Las excusas para el conflicto se presentan, una vez más, amasadas por gobernantes, adláteres, y por ciertos medios, informadores y comentaristas que renuncian a las nobles esencias del oficio para ejercer de altavoces acríticos, de meras cajas de resonancia de un mundo cada vez más carente de valores. Así es como los primeros, quienes deberían dirigir el destino de nuestro país, y sus regiones, por la senda de la concordia y la prosperidad, azuzan, irresponsablemente, a las masas, y prenden la mecha de la indignación para despertar llamaradas que, de no ser por ellos, y por sus cómplices necesarios, no habrían vuelto a prender.

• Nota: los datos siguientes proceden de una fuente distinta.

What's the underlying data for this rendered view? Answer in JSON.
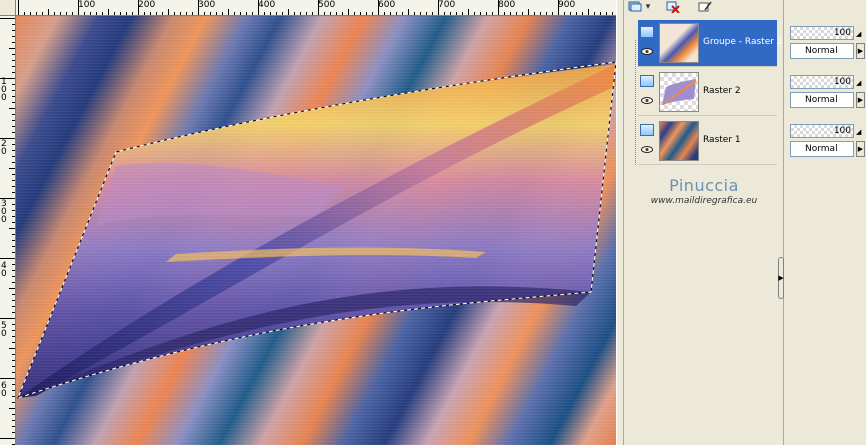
{
  "ruler": {
    "top_labels": [
      "100",
      "200",
      "300",
      "400",
      "500",
      "600",
      "700",
      "800",
      "900"
    ],
    "left_labels": [
      "1\n0\n0",
      "2\n0",
      "3\n0\n0",
      "4\n0",
      "5\n0",
      "6\n0"
    ]
  },
  "layers": {
    "items": [
      {
        "name": "Groupe - Raster 2",
        "selected": true,
        "opacity": "100",
        "blend": "Normal"
      },
      {
        "name": "Raster 2",
        "selected": false,
        "opacity": "100",
        "blend": "Normal"
      },
      {
        "name": "Raster 1",
        "selected": false,
        "opacity": "100",
        "blend": "Normal"
      }
    ]
  },
  "watermark": {
    "title": "Pinuccia",
    "subtitle": "www.maildiregrafica.eu"
  },
  "icons": {
    "layer": "layer-icon",
    "visibility": "eye-icon",
    "delete": "delete-layer-icon",
    "new_layer": "new-layer-icon"
  },
  "colors": {
    "selection": "#316ac5",
    "panel": "#ece9d8"
  }
}
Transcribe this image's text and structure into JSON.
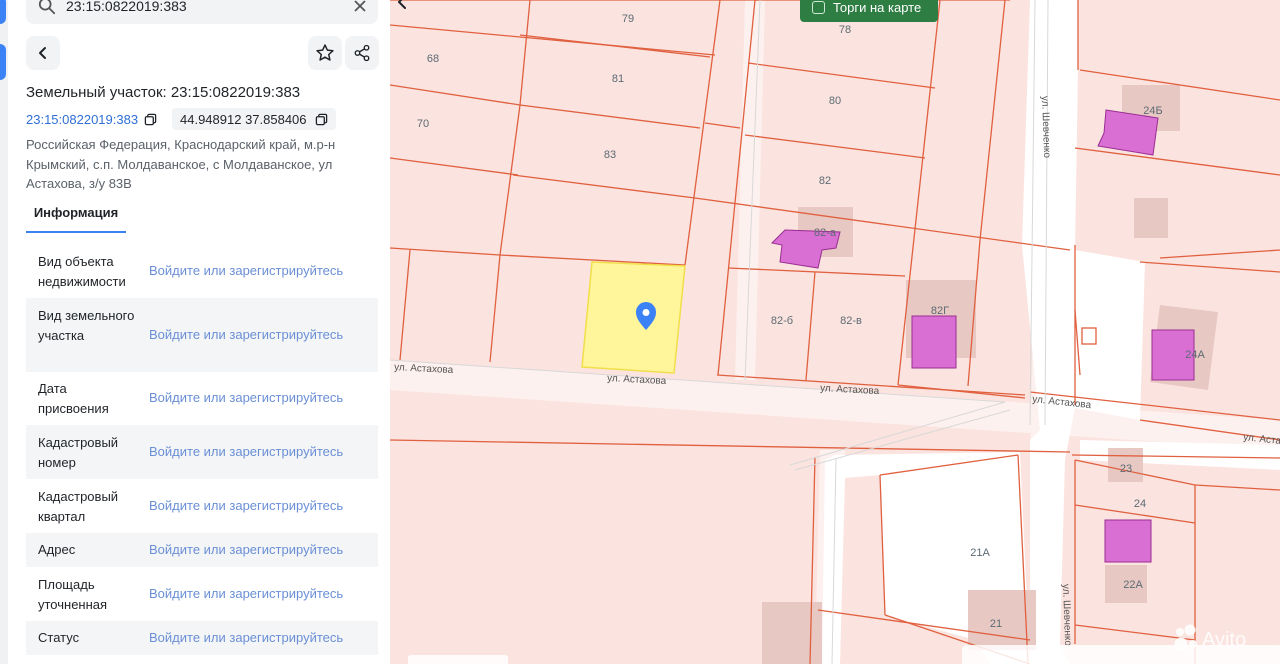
{
  "search": {
    "value": "23:15:0822019:383"
  },
  "header": {
    "title": "Земельный участок: 23:15:0822019:383"
  },
  "parcel": {
    "cadastral_link": "23:15:0822019:383",
    "coordinates": "44.948912 37.858406",
    "address": "Российская Федерация, Краснодарский край, м.р-н Крымский, с.п. Молдаванское, с Молдаванское, ул Астахова, з/у 83В"
  },
  "tabs": {
    "info": "Информация"
  },
  "info_rows": [
    {
      "label": "Вид объекта недвижимости",
      "value": "Войдите или зарегистрируйтесь"
    },
    {
      "label": "Вид земельного участка",
      "value": "Войдите или зарегистрируйтесь"
    },
    {
      "label": "Дата присвоения",
      "value": "Войдите или зарегистрируйтесь"
    },
    {
      "label": "Кадастровый номер",
      "value": "Войдите или зарегистрируйтесь"
    },
    {
      "label": "Кадастровый квартал",
      "value": "Войдите или зарегистрируйтесь"
    },
    {
      "label": "Адрес",
      "value": "Войдите или зарегистрируйтесь"
    },
    {
      "label": "Площадь уточненная",
      "value": "Войдите или зарегистрируйтесь"
    },
    {
      "label": "Статус",
      "value": "Войдите или зарегистрируйтесь"
    }
  ],
  "map": {
    "auction_button": "Торги на карте",
    "parcel_labels": [
      "79",
      "68",
      "81",
      "70",
      "83",
      "78",
      "80",
      "82",
      "82-а",
      "82-б",
      "82-в",
      "82Г",
      "24Б",
      "24А",
      "23",
      "24",
      "21А",
      "22А",
      "21"
    ],
    "street_labels": [
      "ул. Астахова",
      "ул. Астахова",
      "ул. Астахова",
      "ул. Астахова",
      "ул. Астахова",
      "ул. Шевченко",
      "ул. Шевченко"
    ],
    "watermark": "Avito"
  },
  "colors": {
    "accent": "#3b82f6",
    "link": "#2f6fd6",
    "parcel_fill": "#fbe3df",
    "parcel_line": "#e0603f",
    "selected_fill": "#fff59a",
    "building": "#d96fd3",
    "green_button": "#2e7d43"
  }
}
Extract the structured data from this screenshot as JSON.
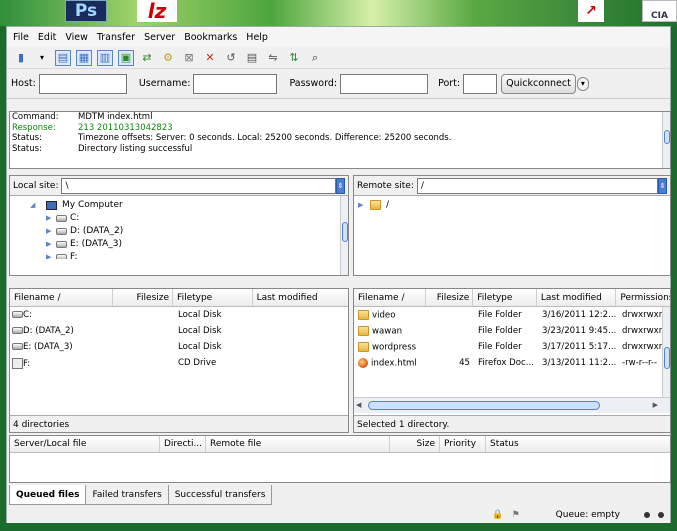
{
  "desktop": {
    "ps_label": "Ps",
    "fz_label": "lz",
    "pdf_label": "↗",
    "cia_label": "CIA"
  },
  "menu": [
    "File",
    "Edit",
    "View",
    "Transfer",
    "Server",
    "Bookmarks",
    "Help"
  ],
  "quickconnect": {
    "host_label": "Host:",
    "host_value": "",
    "username_label": "Username:",
    "username_value": "",
    "password_label": "Password:",
    "password_value": "",
    "port_label": "Port:",
    "port_value": "",
    "button_label": "Quickconnect",
    "dropdown_glyph": "▾"
  },
  "log": [
    {
      "key": "Command:",
      "text": "MDTM index.html",
      "green": false
    },
    {
      "key": "Response:",
      "text": "213 20110313042823",
      "green": true
    },
    {
      "key": "Status:",
      "text": "Timezone offsets: Server: 0 seconds. Local: 25200 seconds. Difference: 25200 seconds.",
      "green": false
    },
    {
      "key": "Status:",
      "text": "Directory listing successful",
      "green": false
    }
  ],
  "local": {
    "site_label": "Local site:",
    "path": "\\",
    "tree": [
      {
        "label": "My Computer"
      },
      {
        "label": "C:"
      },
      {
        "label": "D: (DATA_2)"
      },
      {
        "label": "E: (DATA_3)"
      },
      {
        "label": "F:"
      }
    ],
    "columns": [
      "Filename  /",
      "Filesize",
      "Filetype",
      "Last modified"
    ],
    "rows": [
      {
        "name": "C:",
        "size": "",
        "type": "Local Disk",
        "modified": "",
        "icon": "drive"
      },
      {
        "name": "D: (DATA_2)",
        "size": "",
        "type": "Local Disk",
        "modified": "",
        "icon": "drive"
      },
      {
        "name": "E: (DATA_3)",
        "size": "",
        "type": "Local Disk",
        "modified": "",
        "icon": "drive"
      },
      {
        "name": "F:",
        "size": "",
        "type": "CD Drive",
        "modified": "",
        "icon": "cd"
      }
    ],
    "status": "4 directories"
  },
  "remote": {
    "site_label": "Remote site:",
    "path": "/",
    "tree": [
      {
        "label": "/"
      }
    ],
    "columns": [
      "Filename  /",
      "Filesize",
      "Filetype",
      "Last modified",
      "Permissions"
    ],
    "rows": [
      {
        "name": "video",
        "size": "",
        "type": "File Folder",
        "modified": "3/16/2011 12:2...",
        "perm": "drwxrwxrwx",
        "icon": "folder"
      },
      {
        "name": "wawan",
        "size": "",
        "type": "File Folder",
        "modified": "3/23/2011 9:45...",
        "perm": "drwxrwxrwx",
        "icon": "folder"
      },
      {
        "name": "wordpress",
        "size": "",
        "type": "File Folder",
        "modified": "3/17/2011 5:17...",
        "perm": "drwxrwxrwx",
        "icon": "folder"
      },
      {
        "name": "index.html",
        "size": "45",
        "type": "Firefox Doc...",
        "modified": "3/13/2011 11:2...",
        "perm": "-rw-r--r--",
        "icon": "firefox"
      }
    ],
    "status": "Selected 1 directory."
  },
  "queue": {
    "columns": [
      "Server/Local file",
      "Directi...",
      "Remote file",
      "Size",
      "Priority",
      "Status"
    ]
  },
  "tabs": [
    "Queued files",
    "Failed transfers",
    "Successful transfers"
  ],
  "bottom_status": "Queue: empty"
}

Y mientras tanto, la tercera España, la crítica, lúcida, tolerante y plural, esa España de la que nunca se habla, la heredera de quienes padecieron los envites de unos y otros, la que se vio presa del fuego cruzado, la que condena los crímenes que todos cometieron, la que repudia a quienes alzaban la palma de la mano y a quienes levantaban el puño, la que recela de los ‘ismos’ más extremistas, está de nuevo (y cada día más) huérfana.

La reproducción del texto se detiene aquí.